A classic example of this is the Heter given to driving to Shul on Shabbos. Their rationale was that since Jews were driving anyway, they might as well better drive to shul. They qualified the Heter as permitting driving only for Shul. But once the horse is out of the barn there is no point in closing the door. In fact there was recently some discussion amongst Conservative rabbinic leaders that the “driving to Shul” Heter was a mistake as people used it to drive anywhere they wanted.

Perhaps their intention was good but breaking away from traditional methods of Psak Halacha slid them down a slope of no return. This has culminated in one prominent Conservative rabbi, Neil Gilman, into facing reality and exhorting the movement to stop calling itself Halachic.

But this approach to Psak Halacha can perhaps be forgiven in the abstract if not in reality. Orthodox philosopher and theologian, Dr. Eliezer Berkovits has suggested a similar approach for Orthodoxy in his final publication “Lo BaShamyim He”. A much bigger problem is the Conservative Movement's acceptance of critical scholarship.

Critical scholarship is the acceptance of the archeological lack of evidence of the biblical narrative and literary analysis of the biblical text concluding the events in the bible never actually took place. Conservatives reconcile this with Emunah by saying that even though the bible never happened; its narrative was "divinely inspired", meaning that those who wrote it, did so through Ruach HaKodash. It was God, they say who inspired them to write the narrative as a method of teaching us how to live, through the example of the Avos and the laws of the Torah. This approach was universally looked at by Orthodoxy as heretical. To deny that the events of the bible took place was to deny basis of Judaism.

But recently something strange has happened. Many of the assumptions of the literalness of the Torah have been questioned within Orthodoxy itself. Modern Orthodox scholars who have tried to deal with, for example the archeological claim that there could not have been a major flood (Mabul) have suggested that the story was indeed allegorical. Of course they were roundly rebuffed by those who considered such claims to be against the Mesorah. Yet they all seemed to stop short of calling it outright heresy.

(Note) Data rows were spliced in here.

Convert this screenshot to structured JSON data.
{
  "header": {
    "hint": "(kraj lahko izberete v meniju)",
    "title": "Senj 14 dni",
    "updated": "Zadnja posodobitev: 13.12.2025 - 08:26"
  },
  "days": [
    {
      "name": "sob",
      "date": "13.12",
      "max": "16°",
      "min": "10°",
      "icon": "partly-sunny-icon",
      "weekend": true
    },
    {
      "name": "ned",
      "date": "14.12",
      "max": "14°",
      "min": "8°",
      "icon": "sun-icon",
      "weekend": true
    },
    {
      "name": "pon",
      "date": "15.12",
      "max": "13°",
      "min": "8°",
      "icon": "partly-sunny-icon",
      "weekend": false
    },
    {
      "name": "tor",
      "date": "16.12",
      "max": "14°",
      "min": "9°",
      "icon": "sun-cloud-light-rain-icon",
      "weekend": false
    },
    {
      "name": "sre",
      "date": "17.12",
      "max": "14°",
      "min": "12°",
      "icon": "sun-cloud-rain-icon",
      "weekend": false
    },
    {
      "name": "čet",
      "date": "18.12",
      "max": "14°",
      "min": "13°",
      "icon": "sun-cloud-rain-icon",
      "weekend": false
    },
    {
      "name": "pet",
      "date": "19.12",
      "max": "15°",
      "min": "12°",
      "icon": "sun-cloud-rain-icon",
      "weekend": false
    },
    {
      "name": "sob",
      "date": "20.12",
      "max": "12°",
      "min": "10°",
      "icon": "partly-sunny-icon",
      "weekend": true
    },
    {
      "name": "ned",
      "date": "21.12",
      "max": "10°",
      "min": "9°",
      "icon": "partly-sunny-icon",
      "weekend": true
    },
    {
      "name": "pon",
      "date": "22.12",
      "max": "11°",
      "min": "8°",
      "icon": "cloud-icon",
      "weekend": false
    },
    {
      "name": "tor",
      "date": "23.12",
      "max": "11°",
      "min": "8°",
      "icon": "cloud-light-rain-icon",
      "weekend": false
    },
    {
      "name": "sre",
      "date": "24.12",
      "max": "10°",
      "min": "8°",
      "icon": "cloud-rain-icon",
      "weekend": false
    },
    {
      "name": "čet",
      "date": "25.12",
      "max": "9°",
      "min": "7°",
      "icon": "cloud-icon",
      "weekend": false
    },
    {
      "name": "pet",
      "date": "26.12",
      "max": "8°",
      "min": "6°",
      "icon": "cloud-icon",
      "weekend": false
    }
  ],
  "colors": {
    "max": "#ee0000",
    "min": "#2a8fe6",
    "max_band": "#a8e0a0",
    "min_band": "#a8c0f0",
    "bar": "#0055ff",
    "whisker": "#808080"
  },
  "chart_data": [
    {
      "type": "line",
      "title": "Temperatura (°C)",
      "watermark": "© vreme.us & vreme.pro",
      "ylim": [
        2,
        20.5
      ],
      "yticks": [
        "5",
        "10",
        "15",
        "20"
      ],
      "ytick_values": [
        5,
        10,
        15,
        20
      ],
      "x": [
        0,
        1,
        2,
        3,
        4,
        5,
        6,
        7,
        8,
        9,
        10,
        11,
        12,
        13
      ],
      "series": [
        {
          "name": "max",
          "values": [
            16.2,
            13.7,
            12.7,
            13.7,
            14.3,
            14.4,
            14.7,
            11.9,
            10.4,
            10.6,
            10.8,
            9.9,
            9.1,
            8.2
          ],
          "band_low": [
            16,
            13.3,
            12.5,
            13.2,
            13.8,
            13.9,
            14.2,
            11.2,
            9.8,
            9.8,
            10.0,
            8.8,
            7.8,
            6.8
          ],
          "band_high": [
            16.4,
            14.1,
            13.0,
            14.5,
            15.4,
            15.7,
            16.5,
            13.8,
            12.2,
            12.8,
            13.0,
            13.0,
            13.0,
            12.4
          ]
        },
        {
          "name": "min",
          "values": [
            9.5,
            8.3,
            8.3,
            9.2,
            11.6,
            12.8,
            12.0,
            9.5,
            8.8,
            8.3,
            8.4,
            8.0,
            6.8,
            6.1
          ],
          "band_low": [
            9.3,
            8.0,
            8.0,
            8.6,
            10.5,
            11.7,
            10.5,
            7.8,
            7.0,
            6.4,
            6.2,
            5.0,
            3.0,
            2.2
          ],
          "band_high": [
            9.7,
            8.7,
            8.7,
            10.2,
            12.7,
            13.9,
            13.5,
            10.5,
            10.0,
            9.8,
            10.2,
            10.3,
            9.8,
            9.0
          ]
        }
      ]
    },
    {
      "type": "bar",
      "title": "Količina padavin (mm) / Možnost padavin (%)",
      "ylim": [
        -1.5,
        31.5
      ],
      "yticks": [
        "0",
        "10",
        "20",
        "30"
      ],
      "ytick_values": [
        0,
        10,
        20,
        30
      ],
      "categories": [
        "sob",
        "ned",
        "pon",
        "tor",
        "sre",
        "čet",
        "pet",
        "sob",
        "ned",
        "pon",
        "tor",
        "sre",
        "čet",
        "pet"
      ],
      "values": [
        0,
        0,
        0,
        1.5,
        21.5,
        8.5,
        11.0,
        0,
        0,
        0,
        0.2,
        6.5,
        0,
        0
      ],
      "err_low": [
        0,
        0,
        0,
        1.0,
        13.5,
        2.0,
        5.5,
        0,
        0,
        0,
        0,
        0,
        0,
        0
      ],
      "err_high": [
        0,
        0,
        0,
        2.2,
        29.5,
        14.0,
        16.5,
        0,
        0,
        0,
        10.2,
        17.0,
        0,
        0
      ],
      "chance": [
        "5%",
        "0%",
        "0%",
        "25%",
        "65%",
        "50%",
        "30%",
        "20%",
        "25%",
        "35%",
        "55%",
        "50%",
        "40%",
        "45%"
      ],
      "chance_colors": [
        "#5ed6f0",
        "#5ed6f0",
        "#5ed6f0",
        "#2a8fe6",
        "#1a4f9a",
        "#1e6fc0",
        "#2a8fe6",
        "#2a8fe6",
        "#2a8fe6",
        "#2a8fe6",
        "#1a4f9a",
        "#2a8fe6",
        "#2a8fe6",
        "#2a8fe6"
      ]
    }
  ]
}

One does not have to question the Mabul to claim that the not all of the Torah narrative is to be understood as literal (R. Elyashiv and the ban on Rabbi Slifkin’s writings to that effect not withstanding). Because of scientific discoveries in the last couple of centuries many of even the right wing of Orthodoxy now accept that the first six days of creation are not to be taken literally.

If this is the case then how is it different from the claims of the Conservative Movement? They accepted critical scholarship and wrote off all the narrative. Many of the most respected Orthodox thinkers, such as Aryeh Kaplan, have accepted scientific study and have changed their own understandings of formerly literal interpretations into allegorical ones... or other non traditional explanations. The difference between us now seems to be the degree to which we allow allegorization.

So in the final analysis, the differences between Orthodoxy and Conservativism, at least in theory seems to eroding, on the one hand because of Dr. Berkovits’s claim and on the other the fact that we have allowed for some allegorizing which opens the door to more, as we’ve seen with the attempt within Orthodoxy to allegorize the Mabul.

So I ask in all sincerity: In theory, is there really a major difference anymore? Can we still say that the Conservative Movement is heretical because of their acceptance of critical scholarship?